549 points orcul | 1 comments | | HN request time: 0.246s | source
1. ilaksh ◴[] No.41894811[source]
One thing that always seemed important to these discussions is that the serial structure of language is probably not an optimization but just due to the reality that we can only handle uttering or hearing one sound at a time.

In my mind there should be some kind of parallel/hierarchical model that comes after language layers and then optionally can be converted back to a series of tokens. The middle layers are trained on world models such as from videos, intermediary layers on mapping, and other layers on text, including quite a lot of transcripts etc. to make sure the middle layers fully ground the outer layers.

I don't really understand transformers and diffusion transformers etc., but I am optimistic that as we increase the compute and memory capacity over the next few years it will allow more video data to be integrated with language data. That will result in fully grounded multimodal models that are even more robust and more general purpose.

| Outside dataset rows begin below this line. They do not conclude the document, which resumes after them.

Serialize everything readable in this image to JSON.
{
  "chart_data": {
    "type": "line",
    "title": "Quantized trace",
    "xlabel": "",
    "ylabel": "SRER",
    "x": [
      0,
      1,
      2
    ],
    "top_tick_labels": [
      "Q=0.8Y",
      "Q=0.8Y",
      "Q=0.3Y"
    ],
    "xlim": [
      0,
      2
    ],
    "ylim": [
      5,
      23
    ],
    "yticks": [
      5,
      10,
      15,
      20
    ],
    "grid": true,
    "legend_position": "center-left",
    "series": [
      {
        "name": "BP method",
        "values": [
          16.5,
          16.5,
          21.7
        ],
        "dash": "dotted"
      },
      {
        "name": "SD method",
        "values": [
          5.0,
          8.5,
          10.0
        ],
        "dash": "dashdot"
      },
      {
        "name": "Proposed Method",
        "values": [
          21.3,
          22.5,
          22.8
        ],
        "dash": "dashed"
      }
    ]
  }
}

I keep waiting to hear about some kind of manufacturing/design breakthroughs with memristors or some kind of memory-centric computing that gives another 100 X boost in model sizes and/or efficiency. Because it does seem that the major functionality gains have been unlocked through scaling hardware which allowed the development of models that took advantage of the new scale. For me large multimodal video datasets with transcripts and more efficient hardware to compress and host them are going to make AI more robust.

I do wish I understood transformers better though because it seems like somehow they are more general-purpose. Is there something about them that is not dependant on the serialization or tokenization that can be extracted to make other types of models more general? Maybe they are tokens that have scalars attached which are still fully contextualized but are computed as many parallel groups for each step.